The strength of UX personas is that they put users first in the design process. For those OER sites that do not have the resources to engage in their own user research, personas provide a design starting point that is grounded in user experience rather than designer assumptions. They also provide more robustness of understanding and clarity about the different types of faculty and librarians who do or potentially could leverage OER. Librarians and faculty are not monolithic user groups, and understanding nuanced differences between the goals, motivations, and pain points of different types of users is important in ensuring the success of OER initiatives more broadly. For example, as noted above, the importance of encouraging faculty to submit and openly license ancillaries along with their OER Textbooks is clearly illuminated in our research, but this had not been previously prioritized as part of programmatic efforts that support OER authoring.

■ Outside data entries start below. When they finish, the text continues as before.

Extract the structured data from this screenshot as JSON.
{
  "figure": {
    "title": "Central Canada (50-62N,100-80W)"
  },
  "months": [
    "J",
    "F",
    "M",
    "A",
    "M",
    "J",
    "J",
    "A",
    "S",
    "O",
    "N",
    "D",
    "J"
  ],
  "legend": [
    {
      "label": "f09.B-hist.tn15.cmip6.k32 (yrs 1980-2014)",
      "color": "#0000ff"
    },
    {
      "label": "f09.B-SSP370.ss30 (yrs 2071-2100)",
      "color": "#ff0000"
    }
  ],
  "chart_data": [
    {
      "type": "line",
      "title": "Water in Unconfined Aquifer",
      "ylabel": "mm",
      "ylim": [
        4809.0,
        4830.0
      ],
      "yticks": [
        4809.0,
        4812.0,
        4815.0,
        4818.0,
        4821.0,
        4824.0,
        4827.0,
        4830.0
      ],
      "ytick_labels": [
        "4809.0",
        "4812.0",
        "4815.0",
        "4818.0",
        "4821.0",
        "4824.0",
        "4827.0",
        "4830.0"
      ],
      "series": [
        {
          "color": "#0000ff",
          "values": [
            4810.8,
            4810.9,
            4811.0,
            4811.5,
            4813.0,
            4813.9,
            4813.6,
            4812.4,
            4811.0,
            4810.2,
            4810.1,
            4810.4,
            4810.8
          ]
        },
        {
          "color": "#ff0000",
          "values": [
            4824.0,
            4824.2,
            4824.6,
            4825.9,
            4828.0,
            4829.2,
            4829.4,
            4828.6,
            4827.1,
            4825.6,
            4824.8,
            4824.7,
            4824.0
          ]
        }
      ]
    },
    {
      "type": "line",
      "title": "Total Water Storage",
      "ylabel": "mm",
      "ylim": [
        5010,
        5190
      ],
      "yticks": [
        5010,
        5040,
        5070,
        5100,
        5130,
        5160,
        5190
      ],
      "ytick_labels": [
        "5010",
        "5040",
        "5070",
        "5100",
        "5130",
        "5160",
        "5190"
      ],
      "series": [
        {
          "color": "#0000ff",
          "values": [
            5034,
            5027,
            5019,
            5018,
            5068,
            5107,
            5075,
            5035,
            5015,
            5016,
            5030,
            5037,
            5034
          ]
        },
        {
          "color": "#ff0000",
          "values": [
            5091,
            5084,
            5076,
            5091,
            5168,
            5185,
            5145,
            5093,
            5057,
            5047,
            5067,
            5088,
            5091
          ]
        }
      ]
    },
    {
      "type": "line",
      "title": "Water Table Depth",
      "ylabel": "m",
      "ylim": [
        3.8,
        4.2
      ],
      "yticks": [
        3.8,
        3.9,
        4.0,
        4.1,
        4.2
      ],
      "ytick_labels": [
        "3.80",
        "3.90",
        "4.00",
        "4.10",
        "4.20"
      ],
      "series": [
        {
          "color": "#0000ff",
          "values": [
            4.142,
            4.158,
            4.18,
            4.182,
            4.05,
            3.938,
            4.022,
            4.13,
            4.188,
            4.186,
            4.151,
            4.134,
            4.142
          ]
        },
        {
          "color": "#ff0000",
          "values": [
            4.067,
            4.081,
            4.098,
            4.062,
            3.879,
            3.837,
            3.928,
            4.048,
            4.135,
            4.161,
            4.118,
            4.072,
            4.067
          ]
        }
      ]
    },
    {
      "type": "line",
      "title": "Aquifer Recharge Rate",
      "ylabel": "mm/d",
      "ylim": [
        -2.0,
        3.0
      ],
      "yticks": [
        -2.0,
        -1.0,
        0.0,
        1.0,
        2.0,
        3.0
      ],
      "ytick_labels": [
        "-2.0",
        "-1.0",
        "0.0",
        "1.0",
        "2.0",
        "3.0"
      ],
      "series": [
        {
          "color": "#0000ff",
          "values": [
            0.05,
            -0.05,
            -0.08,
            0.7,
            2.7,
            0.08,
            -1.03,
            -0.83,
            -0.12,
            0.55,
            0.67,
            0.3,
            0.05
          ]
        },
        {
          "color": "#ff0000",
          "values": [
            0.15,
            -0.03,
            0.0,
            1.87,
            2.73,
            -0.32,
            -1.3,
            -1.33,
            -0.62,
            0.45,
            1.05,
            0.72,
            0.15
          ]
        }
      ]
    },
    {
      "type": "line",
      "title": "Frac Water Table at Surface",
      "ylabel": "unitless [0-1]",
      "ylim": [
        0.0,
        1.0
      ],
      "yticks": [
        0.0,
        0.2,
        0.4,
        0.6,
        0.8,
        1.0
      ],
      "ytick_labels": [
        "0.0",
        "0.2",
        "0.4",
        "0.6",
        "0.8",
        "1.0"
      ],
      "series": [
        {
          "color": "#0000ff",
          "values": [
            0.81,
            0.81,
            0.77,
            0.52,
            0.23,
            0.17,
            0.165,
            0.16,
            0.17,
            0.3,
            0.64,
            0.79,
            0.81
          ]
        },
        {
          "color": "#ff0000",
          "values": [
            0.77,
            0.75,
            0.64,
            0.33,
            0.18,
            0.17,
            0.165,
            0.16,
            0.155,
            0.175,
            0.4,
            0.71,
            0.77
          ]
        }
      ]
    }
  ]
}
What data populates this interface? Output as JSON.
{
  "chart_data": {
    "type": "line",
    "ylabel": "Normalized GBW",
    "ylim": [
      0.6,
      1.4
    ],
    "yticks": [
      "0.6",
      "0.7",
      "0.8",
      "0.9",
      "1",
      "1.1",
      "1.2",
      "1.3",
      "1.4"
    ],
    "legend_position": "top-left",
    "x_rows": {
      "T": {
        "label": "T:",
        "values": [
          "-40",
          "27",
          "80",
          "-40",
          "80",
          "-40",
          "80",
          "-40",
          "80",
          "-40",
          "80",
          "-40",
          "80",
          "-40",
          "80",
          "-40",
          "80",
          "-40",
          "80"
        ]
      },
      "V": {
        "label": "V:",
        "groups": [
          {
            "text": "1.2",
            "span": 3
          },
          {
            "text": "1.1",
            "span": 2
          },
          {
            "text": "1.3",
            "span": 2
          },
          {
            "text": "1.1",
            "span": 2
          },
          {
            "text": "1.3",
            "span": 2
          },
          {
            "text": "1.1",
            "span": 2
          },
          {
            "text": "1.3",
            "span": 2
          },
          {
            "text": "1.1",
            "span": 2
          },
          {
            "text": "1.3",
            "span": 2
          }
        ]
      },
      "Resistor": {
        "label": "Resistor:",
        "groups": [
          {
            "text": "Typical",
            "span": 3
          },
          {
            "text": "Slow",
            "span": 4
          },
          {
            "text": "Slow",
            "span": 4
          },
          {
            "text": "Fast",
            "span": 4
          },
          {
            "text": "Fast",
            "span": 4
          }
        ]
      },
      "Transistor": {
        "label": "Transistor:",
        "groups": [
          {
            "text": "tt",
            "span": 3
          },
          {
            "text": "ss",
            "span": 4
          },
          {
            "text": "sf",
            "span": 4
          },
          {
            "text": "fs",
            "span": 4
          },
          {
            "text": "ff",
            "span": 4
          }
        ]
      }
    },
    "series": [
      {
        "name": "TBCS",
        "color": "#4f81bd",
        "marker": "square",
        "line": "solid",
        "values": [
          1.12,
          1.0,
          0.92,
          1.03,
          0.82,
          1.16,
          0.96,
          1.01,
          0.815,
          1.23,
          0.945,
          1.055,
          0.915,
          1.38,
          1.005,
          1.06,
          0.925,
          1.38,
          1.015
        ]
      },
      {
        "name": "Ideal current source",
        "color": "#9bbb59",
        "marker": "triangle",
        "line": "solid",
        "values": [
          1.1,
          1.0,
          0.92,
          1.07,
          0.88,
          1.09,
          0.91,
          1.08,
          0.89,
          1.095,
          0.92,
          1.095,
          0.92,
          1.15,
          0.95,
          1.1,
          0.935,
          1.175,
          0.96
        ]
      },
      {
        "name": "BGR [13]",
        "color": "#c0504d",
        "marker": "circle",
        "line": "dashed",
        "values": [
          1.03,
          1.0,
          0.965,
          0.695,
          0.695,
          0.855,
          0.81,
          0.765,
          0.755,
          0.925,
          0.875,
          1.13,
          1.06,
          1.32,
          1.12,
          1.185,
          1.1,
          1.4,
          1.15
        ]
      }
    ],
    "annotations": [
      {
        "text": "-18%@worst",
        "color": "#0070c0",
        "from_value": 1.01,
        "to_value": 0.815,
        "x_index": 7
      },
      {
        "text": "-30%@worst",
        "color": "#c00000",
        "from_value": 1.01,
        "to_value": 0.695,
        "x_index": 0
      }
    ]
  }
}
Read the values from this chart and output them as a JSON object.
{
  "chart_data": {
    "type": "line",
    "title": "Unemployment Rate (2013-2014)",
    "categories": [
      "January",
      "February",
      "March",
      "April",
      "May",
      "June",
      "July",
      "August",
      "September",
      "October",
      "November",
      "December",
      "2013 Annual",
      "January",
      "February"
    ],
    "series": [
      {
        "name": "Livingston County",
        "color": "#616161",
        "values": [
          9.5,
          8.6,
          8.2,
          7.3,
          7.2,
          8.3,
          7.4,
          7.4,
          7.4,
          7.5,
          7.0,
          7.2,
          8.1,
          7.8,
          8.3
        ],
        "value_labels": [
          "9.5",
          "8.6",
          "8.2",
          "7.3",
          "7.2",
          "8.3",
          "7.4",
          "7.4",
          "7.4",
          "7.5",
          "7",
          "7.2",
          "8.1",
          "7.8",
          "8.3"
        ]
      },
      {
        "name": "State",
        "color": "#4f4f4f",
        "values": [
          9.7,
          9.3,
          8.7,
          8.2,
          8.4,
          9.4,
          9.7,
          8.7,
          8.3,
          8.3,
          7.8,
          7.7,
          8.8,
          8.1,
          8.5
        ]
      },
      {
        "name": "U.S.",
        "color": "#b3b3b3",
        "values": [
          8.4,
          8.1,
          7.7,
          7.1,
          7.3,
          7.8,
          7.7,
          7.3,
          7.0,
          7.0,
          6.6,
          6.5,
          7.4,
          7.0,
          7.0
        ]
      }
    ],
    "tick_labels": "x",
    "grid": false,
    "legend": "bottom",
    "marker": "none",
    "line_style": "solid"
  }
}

However, one aspect of the use of personas that remains unclear is whether or not the use of names and photographs in personas is necessary in order to achieve the design output, and therefore worth any risk of a potential stereotyping effect. While ISKME OER Commons designers anecdotally confirm that personas are useful in creating user stories to support the design process, it was beyond the scope of this research study to confirm whether the photographs and names used in the faculty and library personas supported empathy and memorability, or if they triggered unconscious biases. Demographic characteristics such as gender and race/ethnicity did not overtly play a role in ISKME’s metadata design decisions, and the collaborative nature of the design process—which included feedback from external partners, as well as ongoing, internal organizational conversations around diversity, equity, inclusion, accessibility, and anti-bias—ideally helped minimize the risk of stereotypes unduly influencing design for this particular project. However, these personas are publically available as OER, and there is arguably a risk, if they are adopted for use in other environments, that stereotyping could be even more likely to occur. For example, photographs and names may read as reinforcing race/ethnicity and/or gender stereotypes about the demographics of different types of librarian jobs. For this reason, those using these personas may want to consider conducting their own stereotype risk assessment and removing or replacing photographs and names as appropriate for their own design environment.
Overall, we found personas to be a valuable way of organizing and summarizing research-based findings on user discovery needs and challenges in a way that generated a suite of actionable design decisions. This research focused on higher-education librarians and faculty in the US, but UX research to develop personas for students and for users in the K–12 space would be an important next step in removing the discoverability barrier for OER use. Furthermore, the global OER community would be enriched by persona studies in different countries in support of a worldwide approach to improving OER discovery, and ultimately in service to the community’s greater goals of global information access and educational equity.